Toluidine blue O attenuates tau phosphorylation in N2a-APPSwe cells


Onder S., BİBEROĞLU K., Yuksel M., TACAL Ö.

Chemico-Biological Interactions, cilt.366, 2022 (SCI-Expanded) identifier identifier identifier

  • Yayın Türü: Makale / Tam Makale
  • Cilt numarası: 366
  • Basım Tarihi: 2022
  • Doi Numarası: 10.1016/j.cbi.2022.110126
  • Dergi Adı: Chemico-Biological Interactions
  • Derginin Tarandığı İndeksler: Science Citation Index Expanded (SCI-EXPANDED), Scopus, Academic Search Premier, BIOSIS, CAB Abstracts, Chemical Abstracts Core, EMBASE, MEDLINE, Veterinary Science Database
  • Anahtar Kelimeler: Alzheimer's disease, Amyloid-beta peptide, Tau phosphorylation, Tau kinases, Toluidine blue O
  • Hacettepe Üniversitesi Adresli: Evet

Özet

© 2022 Elsevier B.V.Alzheimer's disease (AD) is characterized by extracellular amyloid plaques composed of amyloid-β peptide (Aβ), intracellular neurofibrillary tangles containing hyperphosphorylated tau protein and neuronal loss. Most of the FDA-approved AD drugs currently on the market are cholinesterase inhibitors, which are only effective in relieving the symptoms of AD. However, recent studies in AD drug discovery focus on multi-targeted strategies, including anti-amyloid and anti-tau therapy.
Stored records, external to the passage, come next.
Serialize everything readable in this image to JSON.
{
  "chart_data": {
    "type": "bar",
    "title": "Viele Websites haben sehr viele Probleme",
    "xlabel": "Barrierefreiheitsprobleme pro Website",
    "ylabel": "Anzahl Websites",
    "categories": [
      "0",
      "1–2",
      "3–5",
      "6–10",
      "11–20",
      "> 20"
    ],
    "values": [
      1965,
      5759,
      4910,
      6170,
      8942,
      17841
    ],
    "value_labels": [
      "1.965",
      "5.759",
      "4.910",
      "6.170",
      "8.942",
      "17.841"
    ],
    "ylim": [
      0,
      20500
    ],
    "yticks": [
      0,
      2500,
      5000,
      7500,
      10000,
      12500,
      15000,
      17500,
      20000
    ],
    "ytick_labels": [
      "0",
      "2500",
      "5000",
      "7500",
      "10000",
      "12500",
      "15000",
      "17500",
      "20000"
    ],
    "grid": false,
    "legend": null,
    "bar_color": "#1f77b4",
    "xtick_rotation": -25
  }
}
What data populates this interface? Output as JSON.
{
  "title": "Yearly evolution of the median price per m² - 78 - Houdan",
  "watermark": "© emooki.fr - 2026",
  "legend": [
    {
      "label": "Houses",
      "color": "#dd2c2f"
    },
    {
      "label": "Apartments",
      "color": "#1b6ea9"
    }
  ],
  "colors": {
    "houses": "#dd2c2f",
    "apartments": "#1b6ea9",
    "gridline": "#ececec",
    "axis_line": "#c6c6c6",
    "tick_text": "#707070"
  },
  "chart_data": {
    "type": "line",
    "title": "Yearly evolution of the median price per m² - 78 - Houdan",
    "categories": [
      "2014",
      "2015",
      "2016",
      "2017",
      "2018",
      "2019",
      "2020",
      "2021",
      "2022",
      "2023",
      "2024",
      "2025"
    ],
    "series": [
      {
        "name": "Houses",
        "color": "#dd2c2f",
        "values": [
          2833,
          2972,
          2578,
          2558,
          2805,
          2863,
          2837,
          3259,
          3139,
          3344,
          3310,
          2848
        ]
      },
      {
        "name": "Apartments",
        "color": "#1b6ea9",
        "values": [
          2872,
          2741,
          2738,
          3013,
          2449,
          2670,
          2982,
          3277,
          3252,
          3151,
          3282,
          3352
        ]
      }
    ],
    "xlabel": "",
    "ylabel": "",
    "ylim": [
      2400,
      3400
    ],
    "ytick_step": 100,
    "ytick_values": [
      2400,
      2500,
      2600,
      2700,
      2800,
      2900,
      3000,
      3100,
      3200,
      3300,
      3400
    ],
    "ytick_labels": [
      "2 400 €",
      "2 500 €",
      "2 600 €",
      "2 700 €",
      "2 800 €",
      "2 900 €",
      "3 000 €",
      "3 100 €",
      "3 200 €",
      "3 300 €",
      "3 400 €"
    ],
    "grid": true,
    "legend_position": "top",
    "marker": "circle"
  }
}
In the current study, we have investigated the effects of toluidine blue O (TBO), a cholinesterase inhibitor, on amyloid precursor protein (APP) processing, tau phosphorylation, and tau kinases/phosphatase in N2a mouse neuroblastoma cells stably expressing the Swedish mutation of human APP695 (N2a-APPSwe). The results demonstrated that TBO reduces Aβ40/42 levels by decreasing expression levels of β-secretase 1 (BACE1), presenilin 1 (PS1) and total APP without causing cytotoxic effects in N2a-APPSwe cells. TBO also decreased the levels of both total tau and phosphorylated tau at residues Ser202/Thr205, Thr181, Ser396 and Ser 396/Ser404. Moreover, when the possible mechanisms underlying its effects on tau pathology were explored, TBO was found to decrease tau phosphorylation at those sites by reducing the expression levels of Akt, GSK-3β, Cdk5, inactive p-PP2A and increasing the expression levels of p-Akt Ser473 and inactive p-GSK-3β Ser9. Our new data support the idea that TBO may be a promising multi-target drug candidate for the treatment of AD.